Try the Tilapia said:
“she doesn't experience criticism and normal correction from a parent the way you might. To her, it's negating her person and not just steering her away from certain behaviors. To her, doing something incorrectly or inappropriate makes her a bad person.”

This is exactly what is going on, thank you for making us recognize it. She has implied as much at times but it’s hard for us to know what’s important in the heat of the moment.

I also appreciate the comments about my popping in and out every other weekend as being too infrequent from a child’s view of time. We are working towards moving to a bigger space together in the summer, and this is a temporary solution until then. The daughter knows this but it won’t hurt to reassure her continuously.

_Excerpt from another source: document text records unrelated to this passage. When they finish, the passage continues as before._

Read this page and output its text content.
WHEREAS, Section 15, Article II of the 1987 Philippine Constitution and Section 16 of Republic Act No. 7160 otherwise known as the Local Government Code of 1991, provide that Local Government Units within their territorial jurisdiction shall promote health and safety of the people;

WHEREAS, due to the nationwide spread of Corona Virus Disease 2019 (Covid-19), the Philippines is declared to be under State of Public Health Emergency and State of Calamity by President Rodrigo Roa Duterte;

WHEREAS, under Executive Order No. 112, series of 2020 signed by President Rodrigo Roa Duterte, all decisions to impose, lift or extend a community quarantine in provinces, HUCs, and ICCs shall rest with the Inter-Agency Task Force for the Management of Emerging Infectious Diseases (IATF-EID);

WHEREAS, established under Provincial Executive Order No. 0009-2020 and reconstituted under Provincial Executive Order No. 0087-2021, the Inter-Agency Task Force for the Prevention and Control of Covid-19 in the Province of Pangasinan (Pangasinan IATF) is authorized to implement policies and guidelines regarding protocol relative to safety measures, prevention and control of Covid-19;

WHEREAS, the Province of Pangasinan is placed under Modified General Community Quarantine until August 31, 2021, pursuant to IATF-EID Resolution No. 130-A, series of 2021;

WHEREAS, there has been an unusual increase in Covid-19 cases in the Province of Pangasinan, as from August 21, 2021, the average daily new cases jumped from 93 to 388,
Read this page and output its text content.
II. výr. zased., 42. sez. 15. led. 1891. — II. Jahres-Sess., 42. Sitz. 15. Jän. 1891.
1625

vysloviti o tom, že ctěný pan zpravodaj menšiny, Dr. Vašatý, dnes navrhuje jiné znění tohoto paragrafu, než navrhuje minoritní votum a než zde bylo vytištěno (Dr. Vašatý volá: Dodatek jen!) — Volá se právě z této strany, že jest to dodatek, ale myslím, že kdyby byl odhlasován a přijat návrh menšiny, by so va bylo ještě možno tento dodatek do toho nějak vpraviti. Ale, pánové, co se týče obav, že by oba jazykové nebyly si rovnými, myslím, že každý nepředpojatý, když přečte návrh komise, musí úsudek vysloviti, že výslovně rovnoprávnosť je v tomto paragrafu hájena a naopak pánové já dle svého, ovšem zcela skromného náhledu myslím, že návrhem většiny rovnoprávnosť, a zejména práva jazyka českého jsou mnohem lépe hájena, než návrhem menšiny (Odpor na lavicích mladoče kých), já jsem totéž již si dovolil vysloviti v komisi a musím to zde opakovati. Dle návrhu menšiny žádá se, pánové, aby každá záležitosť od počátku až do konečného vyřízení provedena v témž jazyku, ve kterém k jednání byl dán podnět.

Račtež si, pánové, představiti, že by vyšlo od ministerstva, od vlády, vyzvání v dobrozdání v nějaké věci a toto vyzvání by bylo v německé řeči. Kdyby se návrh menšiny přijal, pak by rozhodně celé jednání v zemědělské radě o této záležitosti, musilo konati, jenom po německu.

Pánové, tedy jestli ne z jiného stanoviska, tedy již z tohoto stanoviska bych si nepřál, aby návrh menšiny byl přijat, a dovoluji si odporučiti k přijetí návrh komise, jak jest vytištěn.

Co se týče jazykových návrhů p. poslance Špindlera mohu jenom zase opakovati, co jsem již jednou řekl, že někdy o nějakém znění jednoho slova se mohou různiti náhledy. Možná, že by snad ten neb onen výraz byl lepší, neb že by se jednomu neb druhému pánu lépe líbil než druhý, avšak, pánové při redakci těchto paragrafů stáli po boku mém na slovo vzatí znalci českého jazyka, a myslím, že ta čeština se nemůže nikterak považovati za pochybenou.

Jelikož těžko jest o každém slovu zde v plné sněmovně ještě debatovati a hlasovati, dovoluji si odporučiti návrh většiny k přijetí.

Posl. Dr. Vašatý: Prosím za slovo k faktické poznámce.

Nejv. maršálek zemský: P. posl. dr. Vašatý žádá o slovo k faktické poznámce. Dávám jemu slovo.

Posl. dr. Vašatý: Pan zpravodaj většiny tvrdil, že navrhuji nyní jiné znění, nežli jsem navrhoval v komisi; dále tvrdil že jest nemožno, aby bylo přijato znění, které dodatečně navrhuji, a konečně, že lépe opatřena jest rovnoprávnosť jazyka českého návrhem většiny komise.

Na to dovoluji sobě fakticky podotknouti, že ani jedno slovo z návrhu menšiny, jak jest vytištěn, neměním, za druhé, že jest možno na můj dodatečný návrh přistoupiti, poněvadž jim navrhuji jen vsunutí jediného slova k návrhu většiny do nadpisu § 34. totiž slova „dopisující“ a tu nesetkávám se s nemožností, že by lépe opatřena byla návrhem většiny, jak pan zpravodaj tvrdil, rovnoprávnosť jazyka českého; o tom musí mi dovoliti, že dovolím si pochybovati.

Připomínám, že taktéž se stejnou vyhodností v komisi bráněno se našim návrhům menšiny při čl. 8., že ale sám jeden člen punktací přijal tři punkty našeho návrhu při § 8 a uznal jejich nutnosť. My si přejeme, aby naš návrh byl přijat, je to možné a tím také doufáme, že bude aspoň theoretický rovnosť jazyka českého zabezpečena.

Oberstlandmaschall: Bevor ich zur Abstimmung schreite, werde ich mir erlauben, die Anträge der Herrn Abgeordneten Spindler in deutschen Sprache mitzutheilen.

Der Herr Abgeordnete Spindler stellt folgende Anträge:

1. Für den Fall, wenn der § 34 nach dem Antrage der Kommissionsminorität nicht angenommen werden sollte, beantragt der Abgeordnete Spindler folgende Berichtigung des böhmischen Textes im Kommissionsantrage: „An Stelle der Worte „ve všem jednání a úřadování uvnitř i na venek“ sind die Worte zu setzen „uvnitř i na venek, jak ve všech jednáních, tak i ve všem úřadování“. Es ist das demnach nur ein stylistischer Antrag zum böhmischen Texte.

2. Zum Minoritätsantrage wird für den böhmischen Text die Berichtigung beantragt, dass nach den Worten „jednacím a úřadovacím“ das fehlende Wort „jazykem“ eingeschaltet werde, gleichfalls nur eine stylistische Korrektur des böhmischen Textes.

My fiancé has asked me to feel free to become more involved in parenting her. It was never my goal to remain on the sidelines, but I did want to be sensitive to his authority and not barge in uninvited with my opinions.

Regarding the bed wetting, I agree it needs to be addressed. My fiancé recalls having nighttime accidents himself at that age, although not at this frequency, so he didn’t consider it something that needed to be looked into more urgently, particularly as the pediatrician and therapist are both aware of it and don’t seem to think medication is warranted.

As for fears of a hasty marriage, that’s not on the cards, we were simply ready to be engaged.

Thanks again for all of your very helpful insight, I am grateful!
posted by cortex (staff) at 11:45 AM on February 22, 2012


I appreciated Ironmouth and Desuetude's suggestions. These emotional problems are exactly what I've been trying to describe in my own 9 year-old daughter. The difference for her is that we are in the most stable family situation possible. We make 'Leave It to Beaver' look like 'The Ice Storm.'

But something is obviously wrong. Unfortunately, just telling someone to try 'therapy' isn't necessarily helpful. In my experience, you have to say something to the therapist that leads him down the right path. After all, he's only able to get part of the picture--the parts presented to him aren't necessarily the relevant parts. It's possible that a therapist is looking too much into the unstable family situation, and the sad situation with the girl's mother. The girl could have a mental disorder entirely her own (these things are possibly hereditary), and not just in response to the situation at hand.

What I would suggest for the OP and her fiance, and what I plan to do myself, is to start using the phrase "attachment disorder" with the therapist and see if that leads anywhere productive.